When Milford Mill High football coach Bob Greene told reporters that his team could beat Wilde Lake because the Wildecats weren't aggressive, some thought Greene had come up with a new version of his run-and-shoot offense -- run your mouth and shoot yourself in the foot.
But there was a method to Greene's madness. The first-year coach knew his Millers were no physical match for the second-ranked Wildecats in yesterday's state Class 1A semifinal, so he tried to use psychology on the Wildecats. Maybe in an effort to make the Wildecats too aggressive.
And it worked, but only for one play on the Wildecats' first drive, when a Wilde Lake player was flagged for unsportsmanlike conduct for talking too much.
The Millers needed more than mind games to handle the Wildecats, who cruised to a 22-0 first-half lead en route to a 42-0 victory before a crowd estimated at 2,000 at Wilde Lake.
Wilde Lake (12-0), which won the Class 2A title last season and has won 25 straight, will meet Smithsburg (11-1) in the state final Saturday at 4 p.m. at Byrd Stadium. Smithsburg beat Joppatowne, 37-6, in yesterday's other Class 1A semifinal.
"They are a super team and I knew they were a super team," Greene said after the game. "I wanted to get my guys pumped up. I came out and scouted them, I knew they had good athletes. When you have athletes like that team has, all you have to do is roll the ball out there."
And when you have a coach making statements like Greene, all you need is a copy machine. Wilde Lake posted copies of the stories containing Greene's comments in its locker room and also had an enlarged computer print out that read "Big Boys
Not Aggressive, Bob Greene".
Inspiration was not a problem for Wilde Lake coach Doug DuVall.
"It over-inspired them," said DuVall. "Actually, they came out smoking and wanted to show they are really an aggressive team. In fact, we are aggressive on defense."
Said linebacker Brent Guyton, who led a defense that limited Milford Mill to 89 yards of total offense: "It inspired me a lot. I'll tell you the truth, I only got two hours of sleep last night."
Wilde Lake gained 272 yards total offense and could have had more, but the Wildecats enjoyed good field position throughout the game.
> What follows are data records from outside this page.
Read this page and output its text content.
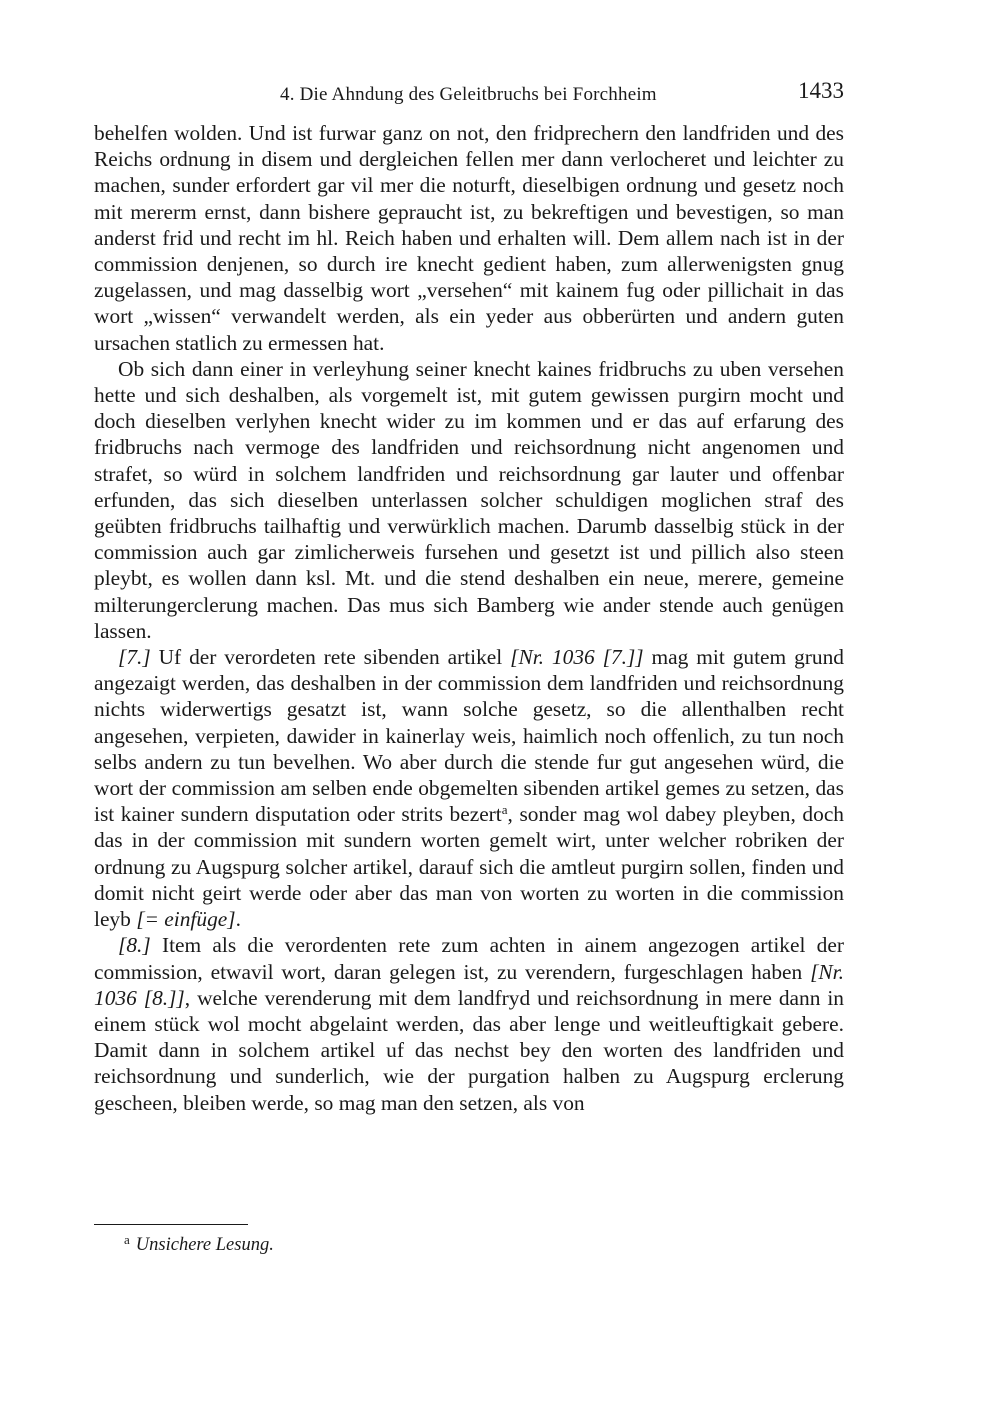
4. Die Ahndung des Geleitbruchs bei Forchheim	1433

behelfen wolden. Und ist furwar ganz on not, den fridprechern den landfriden und des Reichs ordnung in disem und dergleichen fellen mer dann verlocheret und leichter zu machen, sunder erfordert gar vil mer die noturft, dieselbigen ordnung und gesetz noch mit mererm ernst, dann bishere gepraucht ist, zu bekreftigen und bevestigen, so man anderst frid und recht im hl. Reich haben und erhalten will. Dem allem nach ist in der commission denjenen, so durch ire knecht gedient haben, zum allerwenigsten gnug zugelassen, und mag dasselbig wort „versehen“ mit kainem fug oder pillichait in das wort „wissen“ verwandelt werden, als ein yeder aus obberürten und andern guten ursachen statlich zu ermessen hat.

Ob sich dann einer in verleyhung seiner knecht kaines fridbruchs zu uben versehen hette und sich deshalben, als vorgemelt ist, mit gutem gewissen purgirn mocht und doch dieselben verlyhen knecht wider zu im kommen und er das auf erfarung des fridbruchs nach vermoge des landfriden und reichsordnung nicht angenomen und strafet, so würd in solchem landfriden und reichsordnung gar lauter und offenbar erfunden, das sich dieselben unterlassen solcher schuldigen moglichen straf des geübten fridbruchs tailhaftig und verwürklich machen. Darumb dasselbig stück in der commission auch gar zimlicherweis fursehen und gesetzt ist und pillich also steen pleybt, es wollen dann ksl. Mt. und die stend deshalben ein neue, merere, gemeine milterungerclerung machen. Das mus sich Bamberg wie ander stende auch genügen lassen.

[7.] Uf der verordeten rete sibenden artikel [Nr. 1036 [7.]] mag mit gutem grund angezaigt werden, das deshalben in der commission dem landfriden und reichsordnung nichts widerwertigs gesatzt ist, wann solche gesetz, so die allenthalben recht angesehen, verpieten, dawider in kainerlay weis, haimlich noch offenlich, zu tun noch selbs andern zu tun bevelhen. Wo aber durch die stende fur gut angesehen würd, die wort der commission am selben ende obgemelten sibenden artikel gemes zu setzen, das ist kainer sundern disputation oder strits bezert$^a$, sonder mag wol dabey pleyben, doch das in der commission mit sundern worten gemelt wirt, unter welcher robriken der ordnung zu Augspurg solcher artikel, darauf sich die amtleut purgirn sollen, finden und domit nicht geirt werde oder aber das man von worten zu worten in die commission leyb [= einfüge].

[8.] Item als die verordenten rete zum achten in ainem angezogen artikel der commission, etwavil wort, daran gelegen ist, zu verendern, furgeschlagen haben [Nr. 1036 [8.]], welche verenderung mit dem landfryd und reichsordnung in mere dann in einem stück wol mocht abgelaint werden, das aber lenge und weitleuftigkait gebere. Damit dann in solchem artikel uf das nechst bey den worten des landfriden und reichsordnung und sunderlich, wie der purgation halben zu Augspurg erclerung gescheen, bleiben werde, so mag man den setzen, als von

$^a$ Unsichere Lesung.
Wilde Lake's poorest field position to begin a drive was its 31, but the Wildecats scored a touchdown on that drive. Wilde Lake started seven of its 12 drives inside Milford Mill's 29.
Senior running backs Damon Hamlin and Andre Martin were the keys to the offense. Hamlin had 15 carries for 96 yards and three touchdowns, and Martin had 11 carries for 72 yards and two touchdowns.
Meanwhile, the Wildecats defense and special teams bottled up Milford Mill (8-4). The Millers started eight of their 12 drives inside their own 20.
"Field position was a major factor, and that's all part of the special teams doing what they had to do," said DuVall.
Wilde Lake shut down the Millers' run-and-shoot offense and quarterback Jerome Dennis, who completed 10 of 25 for 62 yards and had one interception. Dennis, who threw for more than yards during the regular season, was sacked three times, including one for a safety by Tony Farace in the second quarter.